Nearly 35 million US adults own crypto assets, so owning some Bitcoin isn’t unusual anymore. Still, it may be wiser not to disclose how much you own publicly, especially not on social media.
Safeguarding Against Bitcoin Hacks
No strategy is bulletproof, but there are ways to mitigate your risk. Bitcoin asks us to take responsibility for our own security. That means there’s no helpline and no one to yell at if our own actions or inactions put our Bitcoin in harm’s way.
Fortunately, there are now easier ways to safeguard your stacks against Bitcoin hacks. Look for opportunities to self-custody your coins and use a cold storage solution or a hardware wallet that helps keep your Bitcoin safe.
Frequently Asked Questions
What was the largest Bitcoin hack?
When measured in today’s value, the Mt. Gox hack, which began in 2011 and wasn’t immediately revealed, was the largest Bitcoin hack. In total, about 850,000 BTC went missing from the Japan-based exchange, a loss valued at nearly $20 billion at today’s Bitcoin price of about $23,000 per coin.

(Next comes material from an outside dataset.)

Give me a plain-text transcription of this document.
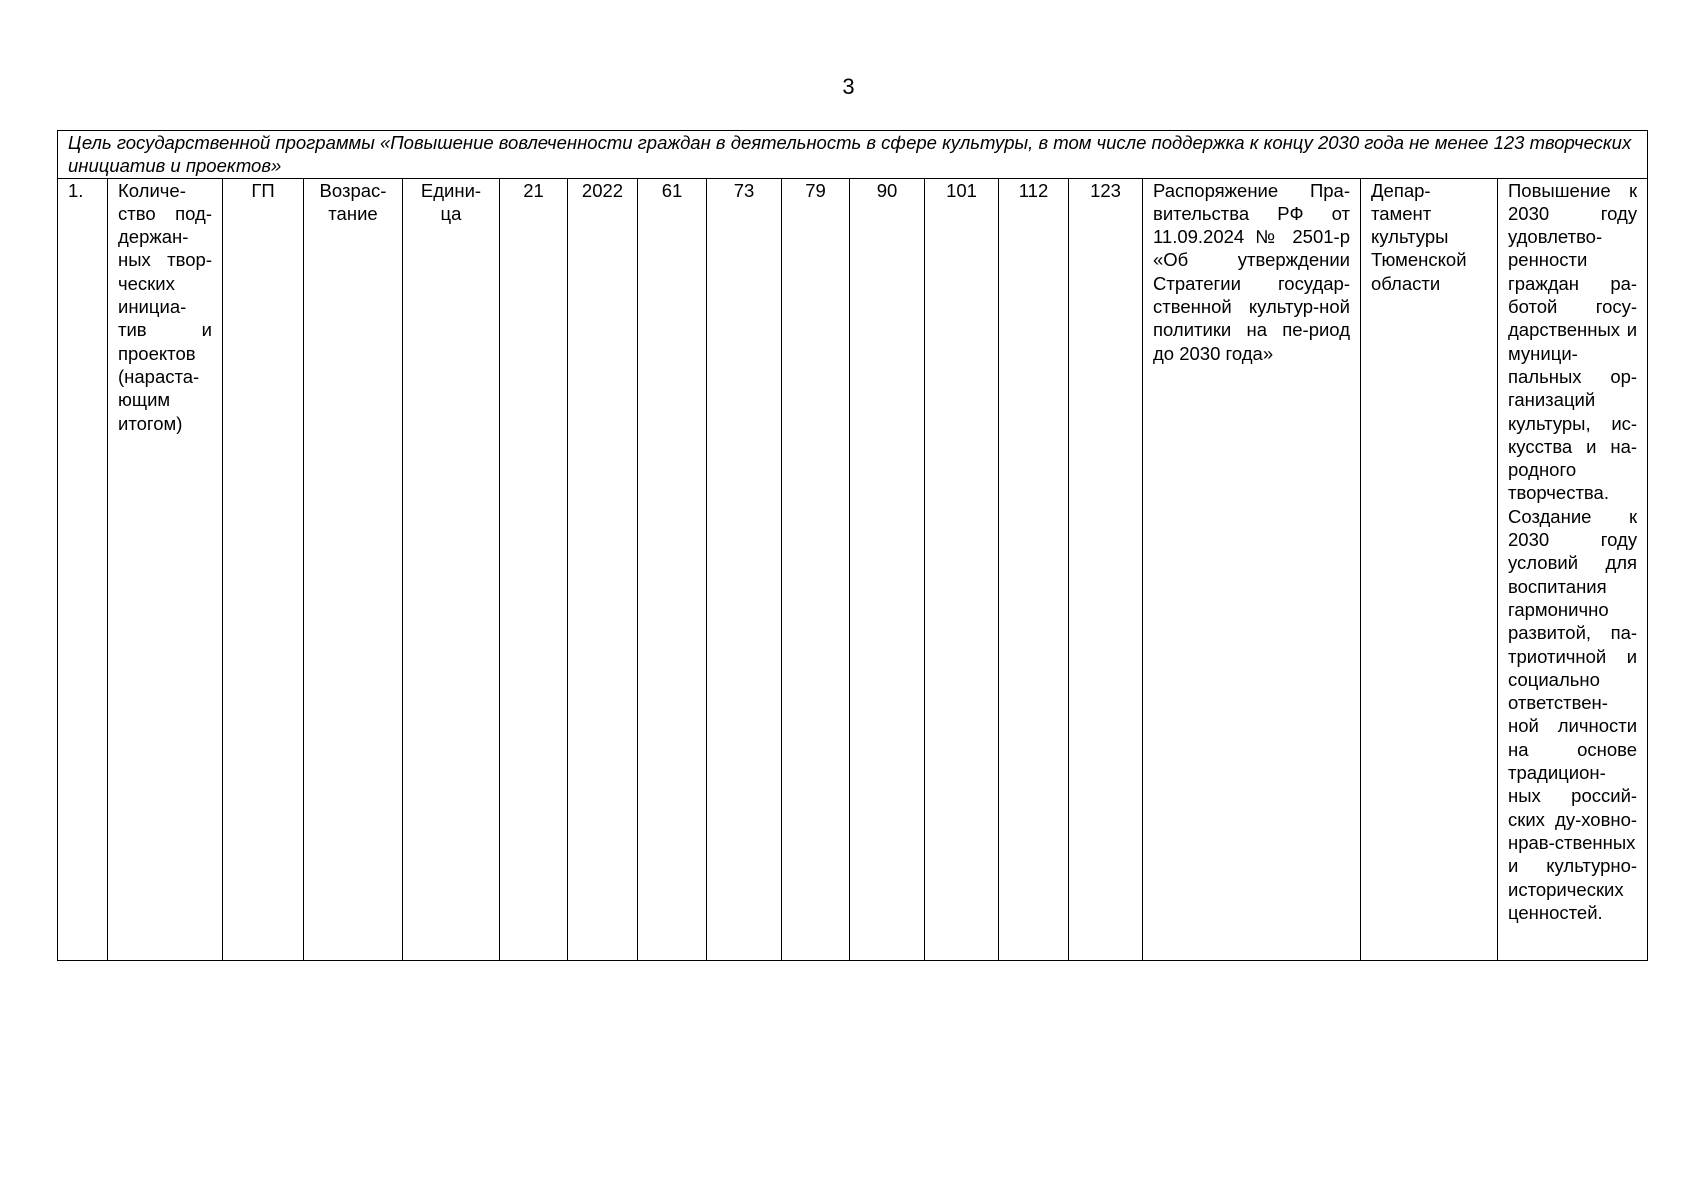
3
Цель государственной программы «Повышение вовлеченности граждан в деятельность в сфере культуры, в том числе поддержка к концу 2030 года не менее 123 творческих инициатив и проектов»
1.	Количе-ство под-держан-ных твор-ческих инициа-тив и проектов (нараста-ющим итогом)	ГП	Возрас-тание	Едини-ца	21	2022	61	73	79	90	101	112	123	Распоряжение Пра-вительства РФ от 11.09.2024 № 2501-р «Об утверждении Стратегии государ-ственной культур-ной политики на пе-риод до 2030 года»	Депар-тамент культуры Тюменской области	Повышение к 2030 году удовлетво-ренности граждан ра-ботой госу-дарственных и муници-пальных ор-ганизаций культуры, ис-кусства и на-родного творчества. Создание к 2030 году условий для воспитания гармонично развитой, па-триотичной и социально ответствен-ной личности на основе традицион-ных россий-ских ду-ховно-нрав-ственных и культурно-исторических ценностей.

What’s the best way to protect Bitcoin?
Cold storage in a wallet that was created offline and for which the private keys are never exposed to the internet offers the most protection. In this scenario, the funds can’t be moved unless the wallet is put online.
As an alternative, a hardware wallet can also protect the private keys, preventing Bitcoin from being transferred without authorization.
You can also combine these methods with a multi-signature wallet that requires permission from more than one user to transfer funds.